“Triangle of Sadness” mostra que os nórdicos fazem hoje o que há de melhor no cinema contemporâneo

Filme segue as investigações de comportamento de grupo do excelente diretor sueco Ruben Östlund


Avatar de Hernandes Matias Junior

Carl e Yaya formam um casal de modelos que é convidado para um cruzeiro de luxo, dividindo o iate com uma galeria de passageiros super-ricos. Tudo é muito “instagramável”, até que o cruzeiro afunda e os passageiros se veem isolados em uma ilha deserta. O organograma de poder do grupo muda na ilha, uma vez que a faxineira é a única que sabe pescar.

Apesar de aparecerem como protagonistas, Carl, um jovem modelo que não faz dinheiro o suficiente, e Yaya, uma modelo feminista que quer continuar tendo suas contas pagas por homens, não são o centro da história, e sim apenas parte daquele grupo que viaja no cruzeiro e que é objeto das investigações na obra “Triangle of Sadness”.

Logo após o ingresso do casal no iate, é interessante ver a diferença deles para os outros passageiros. Carl e Yaya são influencers e estão ali por convite, são pessoas que têm seu cartão de crédito recusado ao tentar comprar um café na padaria, mas que por causa de seus seguidores acabam frequentando lugares de verdadeiros ricos.

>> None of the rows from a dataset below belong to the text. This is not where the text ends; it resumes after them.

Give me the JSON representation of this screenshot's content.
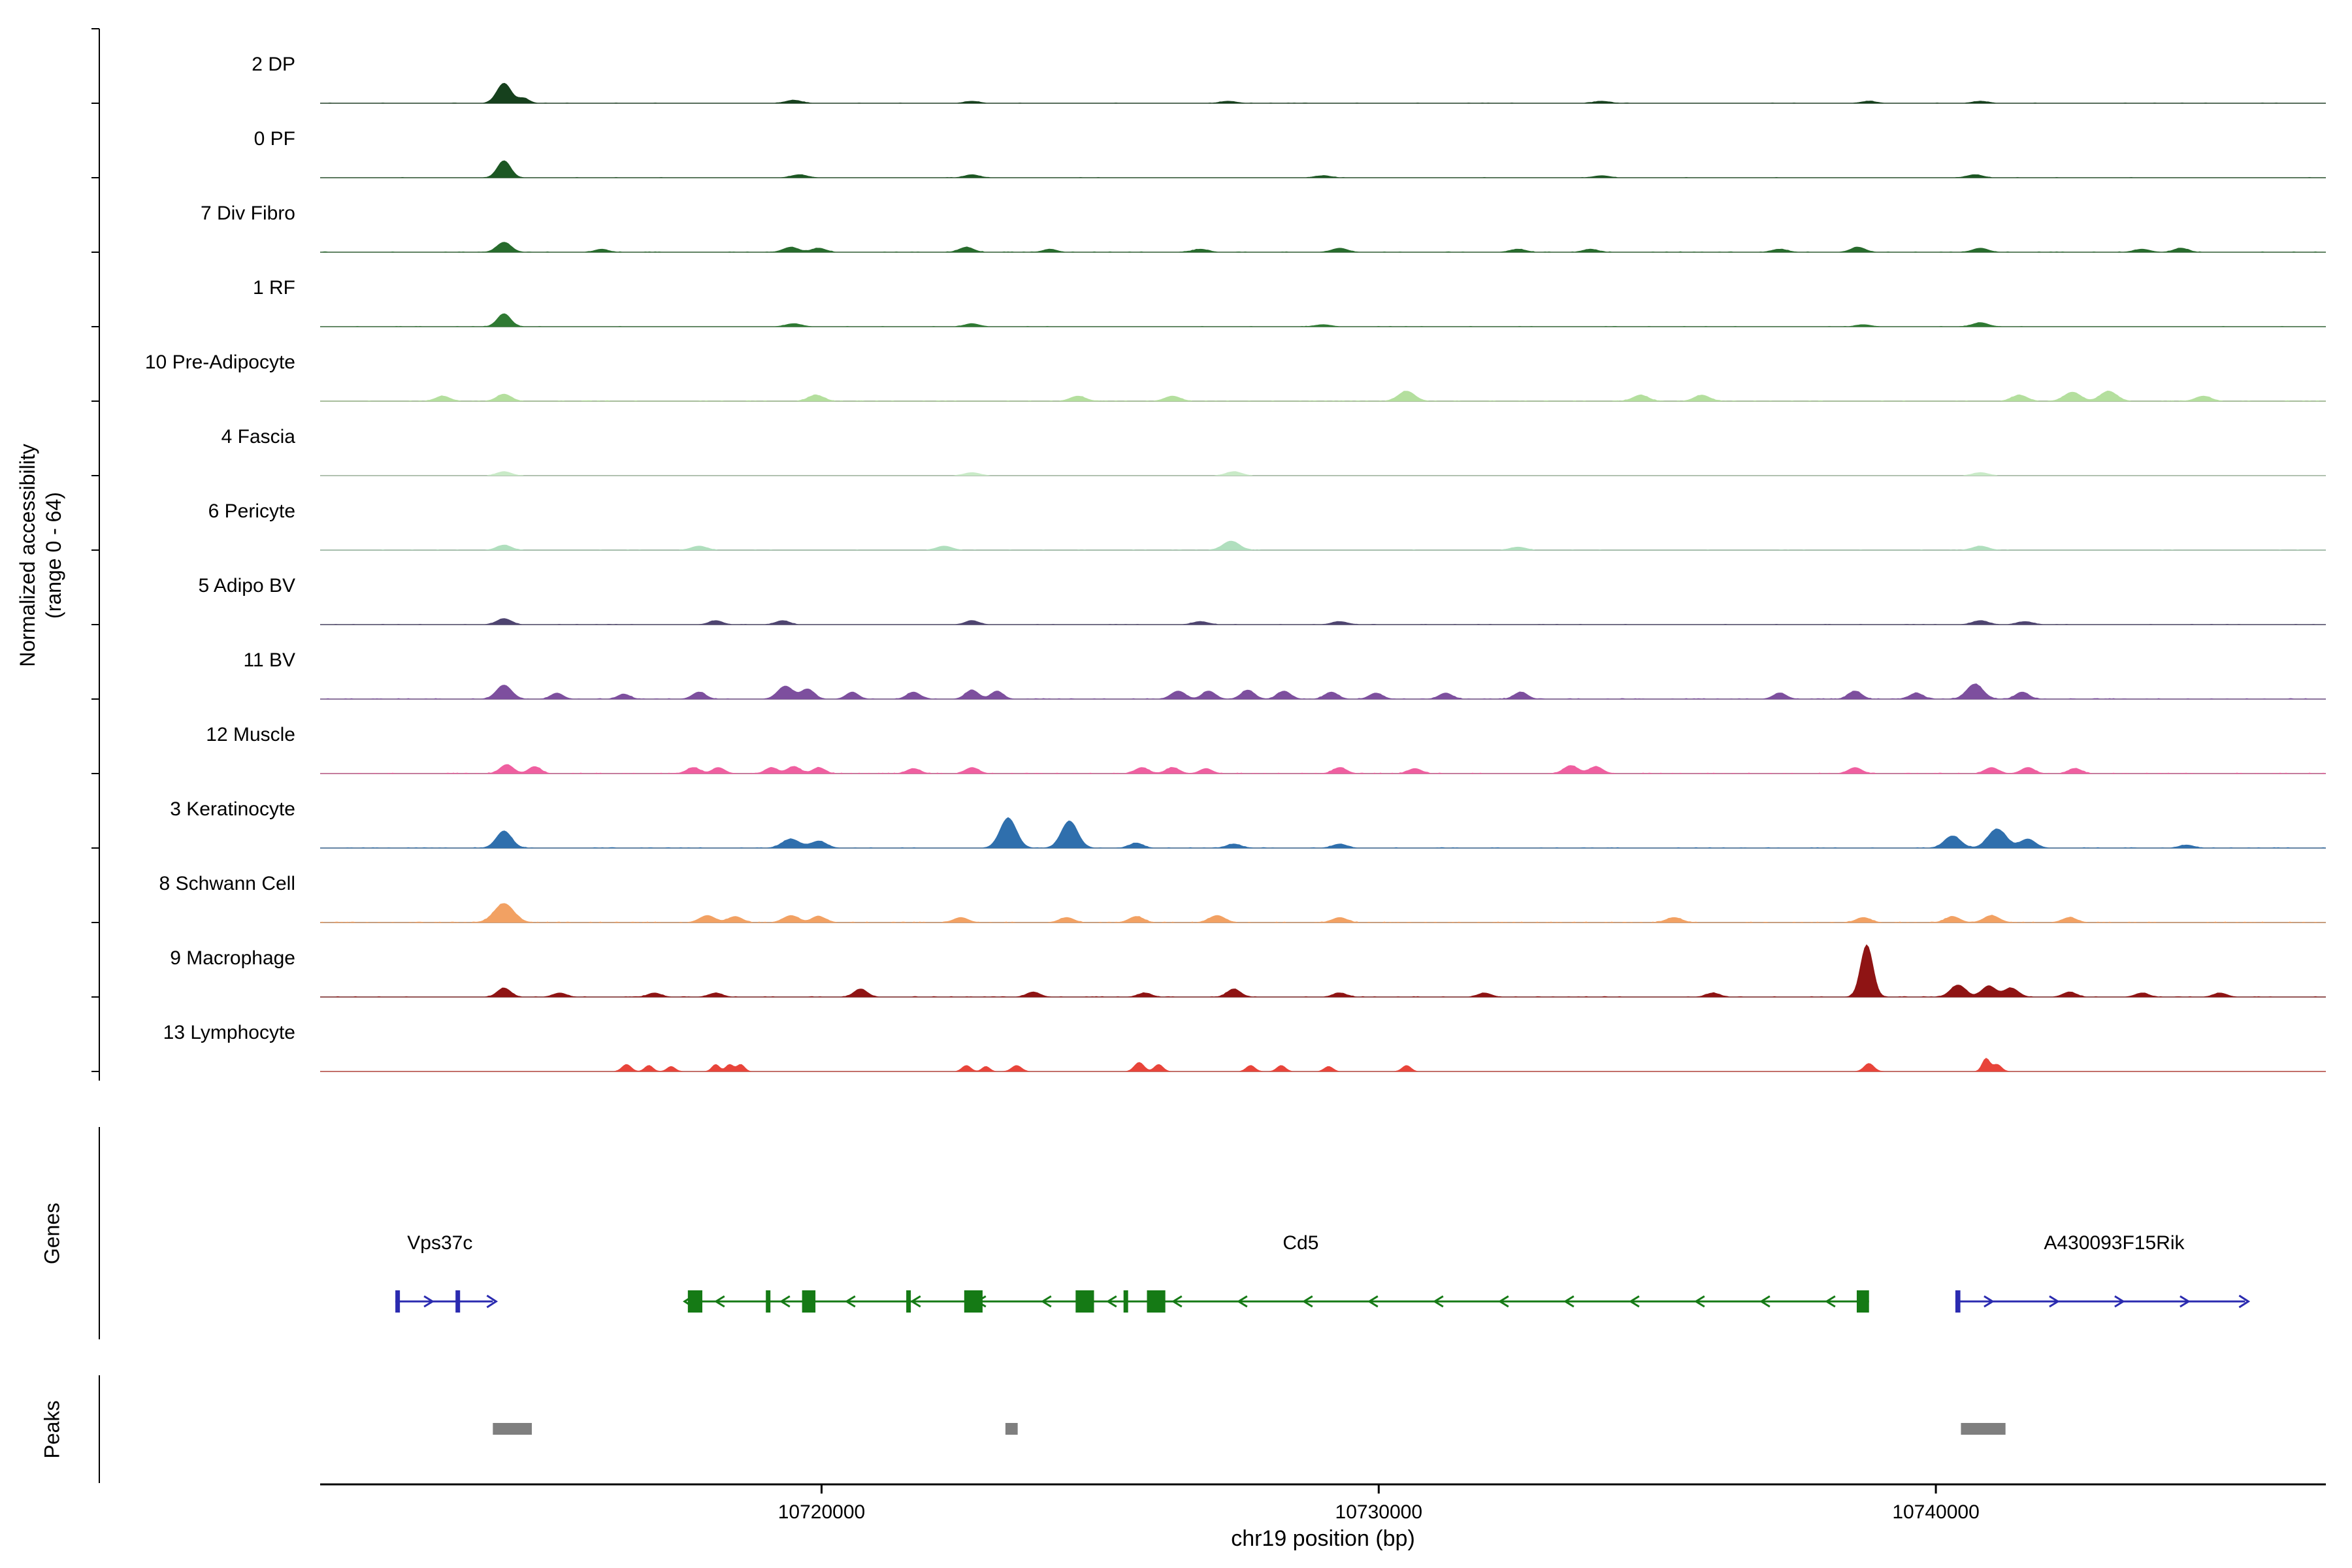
{
  "figure": {
    "y_axis_label_line1": "Normalized accessibility",
    "y_axis_label_line2": "(range 0 - 64)",
    "genes_section_label": "Genes",
    "peaks_section_label": "Peaks",
    "x_axis_title": "chr19 position (bp)"
  },
  "chart_data": {
    "type": "area",
    "title": "",
    "x_axis": {
      "label": "chr19 position (bp)",
      "range_bp": [
        10711000,
        10747000
      ],
      "ticks": [
        10720000,
        10730000,
        10740000
      ]
    },
    "y_axis": {
      "label": "Normalized accessibility (range 0 - 64)",
      "per_track_range": [
        0,
        64
      ]
    },
    "tracks": [
      {
        "name": "2 DP",
        "color": "#16401d",
        "noise": 0.5,
        "peaks": [
          [
            10714300,
            20,
            280
          ],
          [
            10714650,
            5,
            220
          ],
          [
            10719500,
            3,
            300
          ],
          [
            10722700,
            2,
            280
          ],
          [
            10727300,
            2,
            300
          ],
          [
            10734000,
            2,
            300
          ],
          [
            10738800,
            2,
            280
          ],
          [
            10740800,
            2,
            300
          ]
        ]
      },
      {
        "name": "0 PF",
        "color": "#1c5723",
        "noise": 0.45,
        "peaks": [
          [
            10714300,
            17,
            260
          ],
          [
            10719600,
            3,
            300
          ],
          [
            10722700,
            3,
            280
          ],
          [
            10729000,
            2,
            300
          ],
          [
            10734000,
            2,
            300
          ],
          [
            10740700,
            3,
            300
          ]
        ]
      },
      {
        "name": "7 Div Fibro",
        "color": "#276b2c",
        "noise": 0.7,
        "peaks": [
          [
            10714300,
            10,
            280
          ],
          [
            10716050,
            3,
            260
          ],
          [
            10719450,
            5,
            300
          ],
          [
            10719950,
            4,
            280
          ],
          [
            10722600,
            5,
            280
          ],
          [
            10724100,
            3,
            260
          ],
          [
            10726800,
            3,
            300
          ],
          [
            10729300,
            4,
            300
          ],
          [
            10732500,
            3,
            300
          ],
          [
            10733800,
            3,
            280
          ],
          [
            10737200,
            3,
            300
          ],
          [
            10738600,
            5,
            280
          ],
          [
            10740800,
            4,
            300
          ],
          [
            10743700,
            3,
            300
          ],
          [
            10744400,
            4,
            280
          ]
        ]
      },
      {
        "name": "1 RF",
        "color": "#2f7a33",
        "noise": 0.5,
        "peaks": [
          [
            10714300,
            13,
            260
          ],
          [
            10719500,
            3,
            300
          ],
          [
            10722700,
            3,
            280
          ],
          [
            10729000,
            2,
            300
          ],
          [
            10738700,
            2,
            280
          ],
          [
            10740800,
            4,
            300
          ]
        ]
      },
      {
        "name": "10 Pre-Adipocyte",
        "color": "#b4df9e",
        "noise": 0.8,
        "peaks": [
          [
            10713200,
            5,
            280
          ],
          [
            10714300,
            7,
            280
          ],
          [
            10719900,
            6,
            300
          ],
          [
            10724600,
            5,
            300
          ],
          [
            10726300,
            5,
            300
          ],
          [
            10730500,
            10,
            320
          ],
          [
            10734700,
            6,
            300
          ],
          [
            10735800,
            6,
            300
          ],
          [
            10741500,
            6,
            300
          ],
          [
            10742450,
            9,
            320
          ],
          [
            10743100,
            10,
            320
          ],
          [
            10744800,
            5,
            300
          ]
        ]
      },
      {
        "name": "4 Fascia",
        "color": "#c9eac7",
        "noise": 0.35,
        "peaks": [
          [
            10714300,
            4,
            280
          ],
          [
            10722700,
            3,
            300
          ],
          [
            10727400,
            4,
            300
          ],
          [
            10740800,
            3,
            300
          ]
        ]
      },
      {
        "name": "6 Pericyte",
        "color": "#b0dfbe",
        "noise": 0.5,
        "peaks": [
          [
            10714300,
            5,
            280
          ],
          [
            10717800,
            4,
            300
          ],
          [
            10722200,
            4,
            300
          ],
          [
            10727350,
            9,
            320
          ],
          [
            10732500,
            3,
            300
          ],
          [
            10740800,
            4,
            300
          ]
        ]
      },
      {
        "name": "5 Adipo BV",
        "color": "#4e4470",
        "noise": 0.55,
        "peaks": [
          [
            10714300,
            6,
            280
          ],
          [
            10718100,
            4,
            260
          ],
          [
            10719300,
            4,
            260
          ],
          [
            10722700,
            4,
            260
          ],
          [
            10726800,
            3,
            300
          ],
          [
            10729300,
            3,
            300
          ],
          [
            10740800,
            4,
            300
          ],
          [
            10741600,
            3,
            300
          ]
        ]
      },
      {
        "name": "11 BV",
        "color": "#7d4f9e",
        "noise": 1.0,
        "peaks": [
          [
            10714300,
            14,
            300
          ],
          [
            10715250,
            6,
            240
          ],
          [
            10716450,
            5,
            240
          ],
          [
            10717800,
            7,
            260
          ],
          [
            10719350,
            13,
            300
          ],
          [
            10719750,
            10,
            260
          ],
          [
            10720550,
            7,
            240
          ],
          [
            10721650,
            7,
            260
          ],
          [
            10722700,
            9,
            260
          ],
          [
            10723150,
            8,
            240
          ],
          [
            10726400,
            8,
            280
          ],
          [
            10726950,
            8,
            260
          ],
          [
            10727650,
            9,
            260
          ],
          [
            10728300,
            8,
            260
          ],
          [
            10729150,
            7,
            260
          ],
          [
            10729950,
            6,
            260
          ],
          [
            10731200,
            6,
            260
          ],
          [
            10732550,
            7,
            260
          ],
          [
            10737200,
            6,
            260
          ],
          [
            10738550,
            8,
            260
          ],
          [
            10739650,
            6,
            260
          ],
          [
            10740700,
            15,
            320
          ],
          [
            10741550,
            7,
            260
          ]
        ]
      },
      {
        "name": "12 Muscle",
        "color": "#ef5fa0",
        "noise": 0.95,
        "peaks": [
          [
            10714350,
            9,
            260
          ],
          [
            10714850,
            7,
            240
          ],
          [
            10717700,
            6,
            260
          ],
          [
            10718150,
            6,
            240
          ],
          [
            10719100,
            6,
            240
          ],
          [
            10719500,
            7,
            260
          ],
          [
            10719950,
            6,
            240
          ],
          [
            10721650,
            5,
            260
          ],
          [
            10722700,
            6,
            260
          ],
          [
            10725750,
            6,
            260
          ],
          [
            10726300,
            6,
            260
          ],
          [
            10726900,
            5,
            240
          ],
          [
            10729300,
            6,
            260
          ],
          [
            10730650,
            5,
            260
          ],
          [
            10733450,
            8,
            280
          ],
          [
            10733900,
            7,
            260
          ],
          [
            10738550,
            6,
            260
          ],
          [
            10741000,
            6,
            260
          ],
          [
            10741650,
            6,
            260
          ],
          [
            10742500,
            5,
            260
          ]
        ]
      },
      {
        "name": "3 Keratinocyte",
        "color": "#2f6fad",
        "noise": 0.8,
        "peaks": [
          [
            10714300,
            17,
            300
          ],
          [
            10719450,
            9,
            340
          ],
          [
            10719950,
            7,
            300
          ],
          [
            10723350,
            30,
            320
          ],
          [
            10724450,
            27,
            320
          ],
          [
            10725650,
            5,
            260
          ],
          [
            10727400,
            4,
            280
          ],
          [
            10729300,
            4,
            280
          ],
          [
            10740300,
            12,
            320
          ],
          [
            10741100,
            19,
            360
          ],
          [
            10741650,
            9,
            300
          ],
          [
            10744500,
            3,
            280
          ]
        ]
      },
      {
        "name": "8 Schwann Cell",
        "color": "#f2a163",
        "noise": 1.0,
        "peaks": [
          [
            10714300,
            19,
            380
          ],
          [
            10717950,
            7,
            300
          ],
          [
            10718450,
            6,
            280
          ],
          [
            10719450,
            7,
            300
          ],
          [
            10719950,
            6,
            280
          ],
          [
            10722500,
            5,
            280
          ],
          [
            10724400,
            5,
            280
          ],
          [
            10725650,
            6,
            280
          ],
          [
            10727100,
            7,
            300
          ],
          [
            10729300,
            5,
            280
          ],
          [
            10735300,
            5,
            300
          ],
          [
            10738700,
            5,
            280
          ],
          [
            10740300,
            6,
            280
          ],
          [
            10741000,
            7,
            300
          ],
          [
            10742400,
            5,
            280
          ]
        ]
      },
      {
        "name": "9 Macrophage",
        "color": "#8f1414",
        "noise": 0.8,
        "peaks": [
          [
            10714300,
            9,
            260
          ],
          [
            10715300,
            4,
            260
          ],
          [
            10717000,
            4,
            260
          ],
          [
            10718100,
            4,
            260
          ],
          [
            10720700,
            8,
            260
          ],
          [
            10723800,
            5,
            260
          ],
          [
            10725800,
            4,
            260
          ],
          [
            10727400,
            8,
            260
          ],
          [
            10729300,
            4,
            260
          ],
          [
            10731900,
            4,
            260
          ],
          [
            10736000,
            4,
            260
          ],
          [
            10738760,
            52,
            240
          ],
          [
            10740400,
            12,
            300
          ],
          [
            10740950,
            11,
            280
          ],
          [
            10741350,
            9,
            280
          ],
          [
            10742400,
            5,
            260
          ],
          [
            10743700,
            4,
            260
          ],
          [
            10745100,
            4,
            260
          ]
        ]
      },
      {
        "name": "13 Lymphocyte",
        "color": "#e8443a",
        "noise": 0.12,
        "peaks": [
          [
            10716500,
            7,
            180
          ],
          [
            10716900,
            6,
            160
          ],
          [
            10717300,
            5,
            160
          ],
          [
            10718100,
            7,
            150
          ],
          [
            10718350,
            7,
            150
          ],
          [
            10718550,
            7,
            150
          ],
          [
            10722600,
            6,
            170
          ],
          [
            10722950,
            5,
            150
          ],
          [
            10723500,
            6,
            190
          ],
          [
            10725700,
            9,
            190
          ],
          [
            10726050,
            7,
            170
          ],
          [
            10727700,
            6,
            170
          ],
          [
            10728250,
            6,
            170
          ],
          [
            10729100,
            5,
            170
          ],
          [
            10730500,
            6,
            170
          ],
          [
            10738800,
            8,
            190
          ],
          [
            10740900,
            13,
            150
          ],
          [
            10741100,
            7,
            170
          ]
        ]
      }
    ],
    "genes": [
      {
        "name": "Vps37c",
        "color": "#2b2bb0",
        "strand": "+",
        "start": 10712350,
        "end": 10714100,
        "label_bp": 10713150,
        "exons": [
          [
            10712350,
            10712430
          ],
          [
            10713430,
            10713500
          ]
        ]
      },
      {
        "name": "Cd5",
        "color": "#157a15",
        "strand": "-",
        "start": 10717600,
        "end": 10738800,
        "label_bp": 10728600,
        "exons": [
          [
            10717600,
            10717860
          ],
          [
            10719000,
            10719080
          ],
          [
            10719650,
            10719890
          ],
          [
            10721520,
            10721600
          ],
          [
            10722560,
            10722890
          ],
          [
            10724560,
            10724890
          ],
          [
            10725420,
            10725500
          ],
          [
            10725840,
            10726170
          ],
          [
            10738580,
            10738800
          ]
        ]
      },
      {
        "name": "A430093F15Rik",
        "color": "#2b2bb0",
        "strand": "+",
        "start": 10740350,
        "end": 10745550,
        "label_bp": 10743200,
        "exons": [
          [
            10740350,
            10740440
          ]
        ]
      }
    ],
    "peaks_track": [
      [
        10714100,
        10714800
      ],
      [
        10723300,
        10723520
      ],
      [
        10740450,
        10741250
      ]
    ]
  },
  "colors": {
    "baseline": "#9b9b9b",
    "axis": "#000000",
    "peak_box": "#7f7f7f"
  }
}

À bordo com eles estão passageiros que não conhecem nada que suas fortunas não sejam capazes de comprar. Ruben Östlund vai satirizar de forma sofisticada o comportamento, os gostos e os costumes dos super-ricos, que muitas vezes agem de forma infantilizada, pouco elegante e alienada.

Na grande cena que antecede o naufrágio do navio, o “the Captain’s Dinner” é um caótico jantar sendo servido durante a instabilidade do cruzeiro que é chacoalhado pelas ondas do mar. Enquanto pessoas passam mal vomitando e taças e talheres caem no chão e se quebram, o capitão, um americano socialista, discute utilizando citações de autores conhecidos com um russo capitalista. A batalha das teorias ignora completamente o caos dos passageiros à bordo.

Já isolados na ilha, os super-ricos enfrentam uma nova hierarquia social. Abigail, a faxineira do navio, é a única que sabe pescar, acender a fogueira e cozinhar. Ela vai exercer o papel de líder do grupo, inicialmente tendo que se impor, mas posteriormente sendo reconhecida e estimada por todos como a capitã.

Muitos espectadores com um repertório reduzido irão vibrar com o filme vendo uma “oprimida” chegar ao poder, quase como um novo “Parasita” paradisíaco. Engana-se quem pensa apenas dessa forma binária de oprimido e opressor.

Diferente do que acontece em “Parasita”, em “Triangle of Sadness” nós não conhecemos a história de Abigail, ela só é apresentada quando os personagens já estão ilhados. É uma boa sacada do diretor Ruben Östlund, que provavelmente pensou que automaticamente o espectador iria traçar a história da personagem em sua mente, como alguém que sofreu agressões frequentes dos seus patrões.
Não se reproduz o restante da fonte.